When considering the effectiveness of this approach to psychotherapy, outcomes of couples therapy are highly correlated with the level of motivation and timing of seeking help.34 Couples therapy is effective at reducing complaints between partners and increasing communication and collaboration skills.35
Working with children in therapy presents its own unique considerations, especially when taking into account how to measure growth and positive outcomes of treatment with children. There are a variety of approaches relevant to working with children, with many showing a variety of positive outcomes. Evidence-based approaches to therapy with children primarily include CBT approaches and other behavioral therapies.21,22
When to Try Therapy
Deciding to seek therapy can be a daunting decision for most. While most individuals wait until the mental or emotional symptoms become unbearable, it can be most advantageous to seek therapy in a preventative sense.
Those who are beginning to feel overwhelmed with life and/or circumstances, who may be struggling to maintain positive relationships in their life, or who are doubting their choices and second guessing their decisions could benefit greatly from short-term psychotherapy with a trained professional. When receiving treatment from a trained and skilled therapist, research shows talk therapy can be more effective and long-lasting than medication.3
Those with more chronic or severe mental or emotional concerns can experience relief and positive outcomes for seeking a skilled practitioner of talk therapy through short-term or long-term evidence-based approaches. Regardless of the circumstances that require seeking help, the importance of feeling comfortable with the provider and approach taken become some of the most significant considerations when contemplating talk therapy.

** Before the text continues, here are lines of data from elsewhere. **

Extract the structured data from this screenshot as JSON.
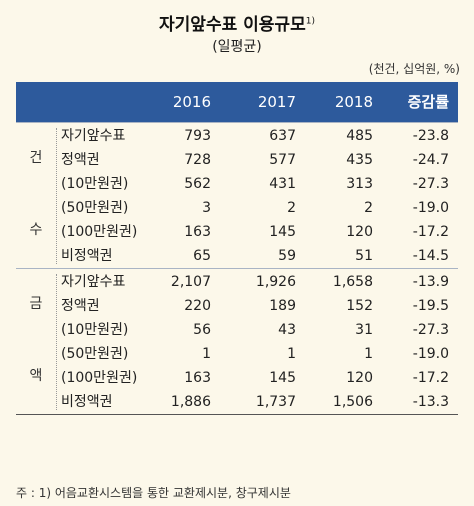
{
  "title": "자기앞수표 이용규모",
  "title_note": "1)",
  "subtitle": "(일평균)",
  "unit": "(천건, 십억원, %)",
  "columns": [
    "2016",
    "2017",
    "2018",
    "증감률"
  ],
  "groups": [
    {
      "labels": [
        "건",
        "수"
      ],
      "rows": [
        {
          "label": "자기앞수표",
          "v": [
            "793",
            "637",
            "485",
            "-23.8"
          ]
        },
        {
          "label": "정액권",
          "v": [
            "728",
            "577",
            "435",
            "-24.7"
          ]
        },
        {
          "label": "(10만원권)",
          "v": [
            "562",
            "431",
            "313",
            "-27.3"
          ]
        },
        {
          "label": "(50만원권)",
          "v": [
            "3",
            "2",
            "2",
            "-19.0"
          ]
        },
        {
          "label": "(100만원권)",
          "v": [
            "163",
            "145",
            "120",
            "-17.2"
          ]
        },
        {
          "label": "비정액권",
          "v": [
            "65",
            "59",
            "51",
            "-14.5"
          ]
        }
      ]
    },
    {
      "labels": [
        "금",
        "액"
      ],
      "rows": [
        {
          "label": "자기앞수표",
          "v": [
            "2,107",
            "1,926",
            "1,658",
            "-13.9"
          ]
        },
        {
          "label": "정액권",
          "v": [
            "220",
            "189",
            "152",
            "-19.5"
          ]
        },
        {
          "label": "(10만원권)",
          "v": [
            "56",
            "43",
            "31",
            "-27.3"
          ]
        },
        {
          "label": "(50만원권)",
          "v": [
            "1",
            "1",
            "1",
            "-19.0"
          ]
        },
        {
          "label": "(100만원권)",
          "v": [
            "163",
            "145",
            "120",
            "-17.2"
          ]
        },
        {
          "label": "비정액권",
          "v": [
            "1,886",
            "1,737",
            "1,506",
            "-13.3"
          ]
        }
      ]
    }
  ],
  "footnote": "주 : 1) 어음교환시스템을 통한 교환제시분, 창구제시분",
  "colors": {
    "header_bg": "#2d5a9c",
    "page_bg": "#fcf8ea"
  }
}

Our minds and bodies are good at signaling when we are overwhelmed or need additional support. Listening to these cues and seeking a therapist who you can connect with is a decision that will most likely lead to reduced issues and a renewed sense of confidence.
Some points of consideration or questions to ask when thinking about giving talk therapy a try might be:
- Is the issue or concern creating significant trouble in my life or impacting my ability to function to the level I know I am capable of?
- Who is involved in the issue or is it an individual issue requiring individual attention?
- Am I avoiding anything or preventing myself from something that could help me?
- Could I benefit from getting an unbiased and neutral opinion regarding my issue or concern?
- What kind of relief am I seeking related to the issue?
- Do I feel comfortable sharing my problem with a trained professional?
- How can I present my concern in a way that will allow me to be matched with the most skilled therapist for my issue?
- What do I need to know or do to feel more comfortable in working with a therapist?